Luckily, one of the founders was interning at a company, and after pitching the idea, was able to not only get an adviser to help guide them, but also space in the office for them to meet and work out of.

They had a space, but they were business guys and still needed an engineer to build the platform. They approached a local developer, Mark Musone, and pitched him the idea. As a result, they were able to have him do the development, but in exchange, they would help work on his house. This meant putting up drywall, putting in windows and a stairway. They now had an employee… and employer.

First Customer

In order to get their first customer, they decided to provide the service for free.

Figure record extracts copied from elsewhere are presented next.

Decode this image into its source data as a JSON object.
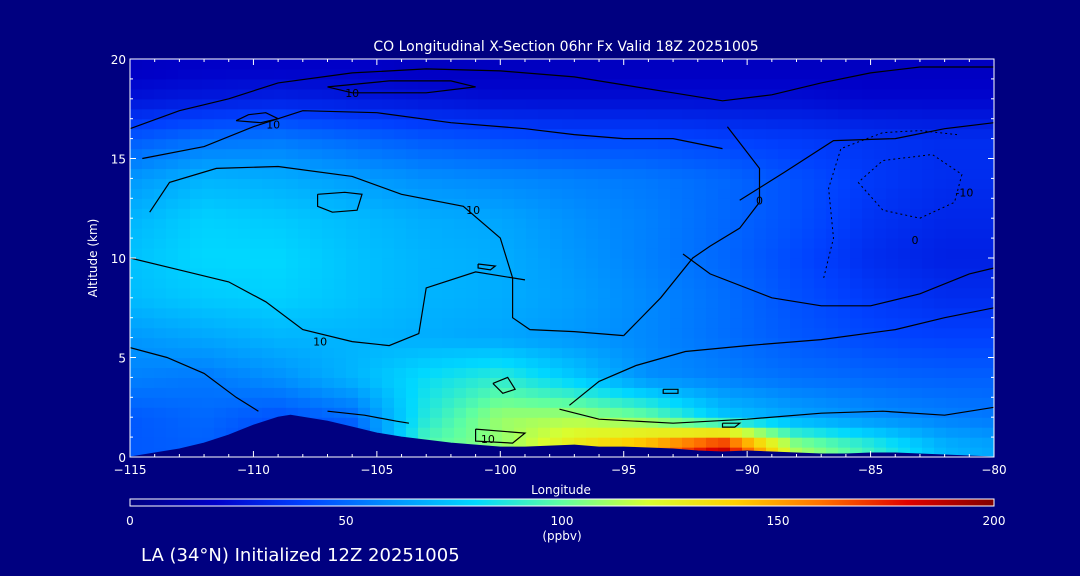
{
  "chart_data": {
    "type": "heatmap",
    "title": "CO Longitudinal X-Section 06hr  Fx Valid 18Z 20251005",
    "xlabel": "Longitude",
    "ylabel": "Altitude (km)",
    "xlim": [
      -115,
      -80
    ],
    "ylim": [
      0,
      20
    ],
    "x_ticks": [
      -115,
      -110,
      -105,
      -100,
      -95,
      -90,
      -85,
      -80
    ],
    "x_tick_labels": [
      "−115",
      "−110",
      "−105",
      "−100",
      "−95",
      "−90",
      "−85",
      "−80"
    ],
    "y_ticks": [
      0,
      5,
      10,
      15,
      20
    ],
    "y_tick_labels": [
      "0",
      "5",
      "10",
      "15",
      "20"
    ],
    "grid": false,
    "units": "(ppbv)",
    "colorbar": {
      "min": 0,
      "max": 200,
      "ticks": [
        0,
        50,
        100,
        150,
        200
      ],
      "tick_labels": [
        "0",
        "50",
        "100",
        "150",
        "200"
      ],
      "colors": [
        "#000080",
        "#0000c8",
        "#0040ff",
        "#0090ff",
        "#00d8ff",
        "#60ffa0",
        "#d8ff30",
        "#ffd000",
        "#ff7000",
        "#e00000",
        "#800000"
      ]
    },
    "x": [
      -115,
      -112,
      -109,
      -106,
      -103,
      -100,
      -97,
      -94,
      -91,
      -88,
      -85,
      -82,
      -80
    ],
    "y": [
      0.5,
      2,
      4,
      6,
      8,
      10,
      12,
      14,
      16,
      18,
      19.5
    ],
    "z": [
      [
        46,
        48,
        38,
        40,
        98,
        108,
        132,
        152,
        186,
        112,
        92,
        70,
        66
      ],
      [
        46,
        50,
        44,
        50,
        88,
        110,
        112,
        102,
        76,
        66,
        60,
        56,
        54
      ],
      [
        56,
        54,
        60,
        70,
        82,
        90,
        76,
        60,
        56,
        52,
        50,
        48,
        48
      ],
      [
        62,
        66,
        70,
        70,
        68,
        66,
        62,
        58,
        52,
        46,
        42,
        40,
        40
      ],
      [
        72,
        76,
        78,
        74,
        70,
        68,
        64,
        58,
        52,
        44,
        38,
        34,
        34
      ],
      [
        74,
        80,
        80,
        74,
        70,
        68,
        62,
        56,
        50,
        42,
        34,
        30,
        30
      ],
      [
        70,
        78,
        76,
        72,
        68,
        66,
        60,
        56,
        50,
        44,
        36,
        32,
        32
      ],
      [
        62,
        70,
        68,
        64,
        60,
        58,
        56,
        54,
        50,
        44,
        38,
        34,
        34
      ],
      [
        46,
        52,
        54,
        50,
        46,
        44,
        42,
        42,
        40,
        38,
        36,
        34,
        34
      ],
      [
        26,
        28,
        30,
        28,
        26,
        24,
        24,
        24,
        24,
        24,
        22,
        22,
        22
      ],
      [
        18,
        20,
        20,
        20,
        18,
        18,
        18,
        18,
        18,
        18,
        18,
        18,
        18
      ]
    ],
    "terrain": {
      "lon": [
        -115,
        -114,
        -113,
        -112,
        -111,
        -110,
        -109,
        -108.5,
        -108,
        -107,
        -106,
        -105,
        -104,
        -103,
        -102,
        -101,
        -100,
        -99,
        -98,
        -97,
        -96,
        -95,
        -94,
        -93,
        -92,
        -91,
        -90,
        -89,
        -88,
        -87,
        -86,
        -85,
        -84,
        -83,
        -82,
        -81,
        -80
      ],
      "alt": [
        0,
        0.2,
        0.4,
        0.7,
        1.1,
        1.6,
        2.0,
        2.1,
        2.0,
        1.8,
        1.5,
        1.2,
        1.0,
        0.85,
        0.7,
        0.6,
        0.5,
        0.5,
        0.55,
        0.6,
        0.5,
        0.5,
        0.45,
        0.4,
        0.3,
        0.25,
        0.3,
        0.25,
        0.2,
        0.15,
        0.15,
        0.2,
        0.2,
        0.15,
        0.1,
        0.05,
        0
      ]
    },
    "contour_labels": [
      {
        "text": "10",
        "lon": -109.2,
        "alt": 16.7
      },
      {
        "text": "10",
        "lon": -106.0,
        "alt": 18.3
      },
      {
        "text": "10",
        "lon": -101.1,
        "alt": 12.4
      },
      {
        "text": "10",
        "lon": -107.3,
        "alt": 5.8
      },
      {
        "text": "10",
        "lon": -100.5,
        "alt": 0.9
      },
      {
        "text": "0",
        "lon": -89.5,
        "alt": 12.9
      },
      {
        "text": "0",
        "lon": -83.2,
        "alt": 10.9
      },
      {
        "text": "-10",
        "lon": -81.2,
        "alt": 13.3
      }
    ],
    "contours_solid": [
      [
        [
          -115,
          16.5
        ],
        [
          -113,
          17.4
        ],
        [
          -111,
          18.0
        ],
        [
          -109,
          18.8
        ],
        [
          -106,
          19.3
        ],
        [
          -103,
          19.5
        ],
        [
          -100,
          19.4
        ],
        [
          -97,
          19.1
        ],
        [
          -95,
          18.7
        ],
        [
          -93,
          18.3
        ],
        [
          -91,
          17.9
        ],
        [
          -89,
          18.2
        ],
        [
          -87,
          18.8
        ],
        [
          -85,
          19.3
        ],
        [
          -83,
          19.6
        ],
        [
          -80,
          19.6
        ]
      ],
      [
        [
          -114.5,
          15.0
        ],
        [
          -112,
          15.6
        ],
        [
          -110,
          16.6
        ],
        [
          -108,
          17.4
        ],
        [
          -105,
          17.3
        ],
        [
          -102,
          16.8
        ],
        [
          -99,
          16.5
        ],
        [
          -97,
          16.2
        ],
        [
          -95,
          16.0
        ],
        [
          -93,
          16.0
        ],
        [
          -91,
          15.5
        ]
      ],
      [
        [
          -114.2,
          12.3
        ],
        [
          -113.4,
          13.8
        ],
        [
          -111.5,
          14.5
        ],
        [
          -109,
          14.6
        ],
        [
          -106,
          14.1
        ],
        [
          -104,
          13.2
        ],
        [
          -101.5,
          12.6
        ],
        [
          -100,
          11.0
        ],
        [
          -99.5,
          9.0
        ],
        [
          -99.5,
          7.0
        ],
        [
          -98.8,
          6.4
        ],
        [
          -97,
          6.3
        ],
        [
          -95,
          6.1
        ]
      ],
      [
        [
          -115,
          10.0
        ],
        [
          -113,
          9.4
        ],
        [
          -111,
          8.8
        ],
        [
          -109.5,
          7.8
        ],
        [
          -108,
          6.4
        ],
        [
          -106,
          5.8
        ],
        [
          -104.5,
          5.6
        ],
        [
          -103.3,
          6.2
        ],
        [
          -103,
          8.5
        ],
        [
          -101,
          9.3
        ],
        [
          -99,
          8.9
        ]
      ],
      [
        [
          -115,
          5.5
        ],
        [
          -113.5,
          5.0
        ],
        [
          -112,
          4.2
        ],
        [
          -110.7,
          3.0
        ],
        [
          -109.8,
          2.3
        ]
      ],
      [
        [
          -107,
          2.3
        ],
        [
          -105.5,
          2.1
        ],
        [
          -104.2,
          1.8
        ],
        [
          -103.7,
          1.7
        ]
      ],
      [
        [
          -97.6,
          2.4
        ],
        [
          -96,
          1.9
        ],
        [
          -93,
          1.7
        ],
        [
          -90,
          1.9
        ],
        [
          -87,
          2.2
        ],
        [
          -84.5,
          2.3
        ],
        [
          -82,
          2.1
        ],
        [
          -80,
          2.5
        ]
      ],
      [
        [
          -97.2,
          2.6
        ],
        [
          -96,
          3.8
        ],
        [
          -94.5,
          4.6
        ],
        [
          -92.5,
          5.3
        ],
        [
          -90,
          5.6
        ],
        [
          -87,
          5.9
        ],
        [
          -84,
          6.4
        ],
        [
          -82,
          7.0
        ],
        [
          -80,
          7.5
        ]
      ],
      [
        [
          -95,
          6.1
        ],
        [
          -93.5,
          8.0
        ],
        [
          -92.2,
          10.0
        ],
        [
          -91.5,
          10.6
        ],
        [
          -90.3,
          11.5
        ],
        [
          -89.5,
          12.8
        ],
        [
          -89.5,
          14.5
        ],
        [
          -90.8,
          16.6
        ]
      ],
      [
        [
          -92.6,
          10.2
        ],
        [
          -91.5,
          9.2
        ],
        [
          -89,
          8.0
        ],
        [
          -87,
          7.6
        ],
        [
          -85,
          7.6
        ],
        [
          -83,
          8.2
        ],
        [
          -81,
          9.2
        ],
        [
          -80,
          9.5
        ]
      ],
      [
        [
          -90.3,
          12.9
        ],
        [
          -88.5,
          14.3
        ],
        [
          -86.5,
          15.9
        ],
        [
          -84,
          16.0
        ],
        [
          -82,
          16.5
        ],
        [
          -80,
          16.8
        ]
      ]
    ],
    "contours_dashed": [
      [
        [
          -86.9,
          9.0
        ],
        [
          -86.5,
          11.0
        ],
        [
          -86.7,
          13.5
        ],
        [
          -86.2,
          15.5
        ],
        [
          -84.5,
          16.3
        ],
        [
          -83,
          16.4
        ],
        [
          -81.5,
          16.2
        ]
      ],
      [
        [
          -85.5,
          13.8
        ],
        [
          -84.5,
          12.4
        ],
        [
          -83,
          12.0
        ],
        [
          -81.6,
          12.8
        ],
        [
          -81.3,
          14.2
        ],
        [
          -82.5,
          15.2
        ],
        [
          -84.5,
          14.9
        ],
        [
          -85.5,
          13.8
        ]
      ]
    ],
    "contours_closed": [
      [
        [
          -110.7,
          16.9
        ],
        [
          -110.2,
          17.2
        ],
        [
          -109.5,
          17.3
        ],
        [
          -109.0,
          17.0
        ],
        [
          -109.7,
          16.8
        ],
        [
          -110.7,
          16.9
        ]
      ],
      [
        [
          -107,
          18.6
        ],
        [
          -104.5,
          18.9
        ],
        [
          -102,
          18.9
        ],
        [
          -101,
          18.6
        ],
        [
          -103,
          18.3
        ],
        [
          -106,
          18.3
        ],
        [
          -107,
          18.6
        ]
      ],
      [
        [
          -107.4,
          13.2
        ],
        [
          -106.3,
          13.3
        ],
        [
          -105.6,
          13.2
        ],
        [
          -105.8,
          12.4
        ],
        [
          -106.8,
          12.3
        ],
        [
          -107.4,
          12.6
        ],
        [
          -107.4,
          13.2
        ]
      ],
      [
        [
          -100.9,
          9.7
        ],
        [
          -100.2,
          9.6
        ],
        [
          -100.4,
          9.4
        ],
        [
          -100.9,
          9.5
        ],
        [
          -100.9,
          9.7
        ]
      ],
      [
        [
          -100.3,
          3.7
        ],
        [
          -99.7,
          4.0
        ],
        [
          -99.4,
          3.4
        ],
        [
          -99.9,
          3.2
        ],
        [
          -100.3,
          3.7
        ]
      ],
      [
        [
          -101,
          1.4
        ],
        [
          -99,
          1.2
        ],
        [
          -99.5,
          0.7
        ],
        [
          -101,
          0.8
        ],
        [
          -101,
          1.4
        ]
      ],
      [
        [
          -93.4,
          3.4
        ],
        [
          -92.8,
          3.4
        ],
        [
          -92.8,
          3.2
        ],
        [
          -93.4,
          3.2
        ],
        [
          -93.4,
          3.4
        ]
      ],
      [
        [
          -91,
          1.7
        ],
        [
          -90.3,
          1.7
        ],
        [
          -90.5,
          1.5
        ],
        [
          -91,
          1.5
        ],
        [
          -91,
          1.7
        ]
      ]
    ]
  },
  "footer": {
    "location_text": "LA (34°N) Initialized 12Z 20251005"
  }
}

They approached the Buffalo Bisons and asked to have a link placed on their site for email signups.

From there, they were able to get more customers and more advertisers. Three years after that, they had over 200 customers!

Seeking Investors

When finding people to invest, you should think about what people are interested in and focus on that.

People believe in markets and people.

The Secret: PHD

The big secret to starting a company. George revealed his ideology behind being successful at starting a company, the acronym PHD.

P - Passion

He sees passion as having believe in yourself and your dream. As time passes, this makes things fun.

H - Hours

Devote more time than others. Put in that extra effort and immerse yourself in your field. Devoting time becomes more and more natural.

D - Discipline

Be able to focused to your goals. Out of the three, this becomes harder over time and needs more attention.

Takeaway

From this talk, I learned how important it is to find advisers to fill in those knowledge gaps.

During Q&A, he answered the question of how to address self-doubt or second guessing. He said that you are going to be 50% wrong, but also 50% right and just know that and be ok with that. This made me think that beyond that, you should know the next step to take if you are going to be wrong, that way you have confidence no matter if you are right or wrong.